Once inside the cabin Leela would say – “James, may I borrow your phone for a second?” He hands it over with a half – smile on his face. With the phone in her custody she reaches forward and switches off the computer monitor and gentle closes the diary that has his schedule for the day.

When all the possible distractions are out of the way she sits down and says – “Now we are ready to talk!”

The first time she had done it James was taken aback because such behaviour wasn’t expected from a subordinate – but Leela had said quite firmly that the discussion would last less than 10 minutes and he had relented. Later it became a ritual and James played along because he knew she was only doing it only half – seriously and the intention was to get work done without any distraction or waste of time. Leela had to resort to this extreme measure to get his attention, but many others often failed to get a patient hearing from their manager.

Are you really listening?

People like the person described above are common at the workplace these days. It is becoming increasingly difficult to stay focused on one subject or activity. The source of distraction are many – phone calls, text messages, social media, pop-ups or prompts on the computer screen and people interrupting the conversation. But, more than those interruptions it actually is an attitude issue.

Many people often respond to email or phone calls while they are in conversation with someone – “It will only take a minute” or “It’s urgent!” are the explanations given. This isn’t a good idea because both parties involved are being short-changed. Lack of focus and attention will surely lead to less than optimal results.

Refusing to listen or pay attention is a clear sign of lack of interest, concern or respect – it is equivalent to insulting the other person. But there are other dangers too!

Not listening can lead to

  1. Lack of complete information on the subject
  2. Missing critical bits of information
  3. Poor understanding of the situation
  4. Inability to grasp the emotional content of the message
  5. Bad decisions/decisions that can go wrong
  6. Strain in relationships

Those of you who have little children at home surely have had your head physically turned by a child when you weren’t paying attention to the interesting story s/he was narrating. Subordinates may not be able to yank the heads of errant managers but they would raise their voice in order to be heard or simply walk away. It takes someone gutsy like Leela to adopt an extreme measure to achieve their goals. In peer to peer conversations the erring member may get a poke in his / her side or a slap on the arm for not paying attention.
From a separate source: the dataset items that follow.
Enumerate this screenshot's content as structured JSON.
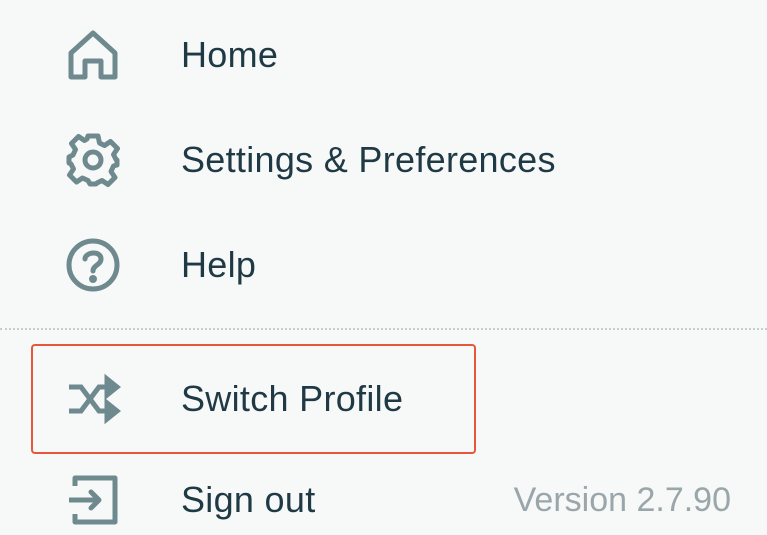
{
  "menu": {
    "items": [
      {
        "label": "Home",
        "icon": "home-icon"
      },
      {
        "label": "Settings & Preferences",
        "icon": "gear-icon"
      },
      {
        "label": "Help",
        "icon": "help-icon"
      },
      {
        "label": "Switch Profile",
        "icon": "shuffle-icon"
      },
      {
        "label": "Sign out",
        "icon": "sign-out-icon"
      }
    ],
    "version": "Version 2.7.90"
  },
  "colors": {
    "background": "#f7f8f8",
    "text": "#1f3a44",
    "icon": "#6f8a8f",
    "highlight_border": "#e8563a",
    "version_text": "#9aa6aa"
  }
}
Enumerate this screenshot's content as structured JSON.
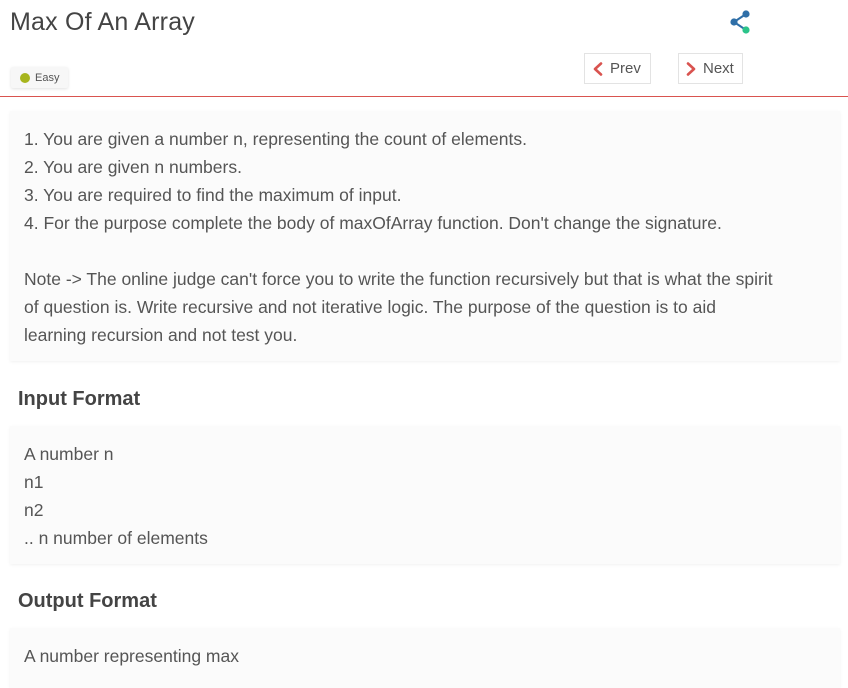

The timid and the diffident would give up and walk away despondently, but in due course they too would lose confidence in their superior.

One may have to pay a big price for not paying attention – customer dissatisfaction, employee dissatisfaction, loss of business, frayed relationships, just to name a few.

Be there!

Be physically and mentally present in the conversation. Avoid distractions of any kind. Bad listening causes a lot of anger and frustration. It is important to show the other person that you are listening.

This can be done in multiple ways:

– Set aside time for people to share their thoughts and feelings (You are listening!)

– Avoid interacting with phones or computers while in a conversation (unless very urgent)

– Avoid interruptions to the flow of conversation (avoid multiple conversations too!)

– Maintain eye contact with the speaker (Eyes and Ears open – mouth closed!)

– Respond affirmatively to the information shared

– Display empathy to the emotion content of the message

– Take notes / Ask questions to ensure that message is understood the right way

– Sum up the information gathered / decisions taken

Experts say that good listening involves the following 5 steps – Receiving, Understanding, Evaluating Remembering and Responding.

Have you noted that many of us respond to a message without pausing to understand and evaluate?

It is especially important for Managers and Business Owners to take the lead in this department. It’s not just about making the right decisions; it also sets the right example for their team – members to follow.

Sales and Customer Service personnel too need to be extremely good listeners – this skill rates high among the Business Critical skills.

People respect and like those who give them a patient hearing. Communication is complete only when both sides are heard. Anyone who wishes to grow their business and foster good relationships, with customers or within their own organisation, will practice this skill.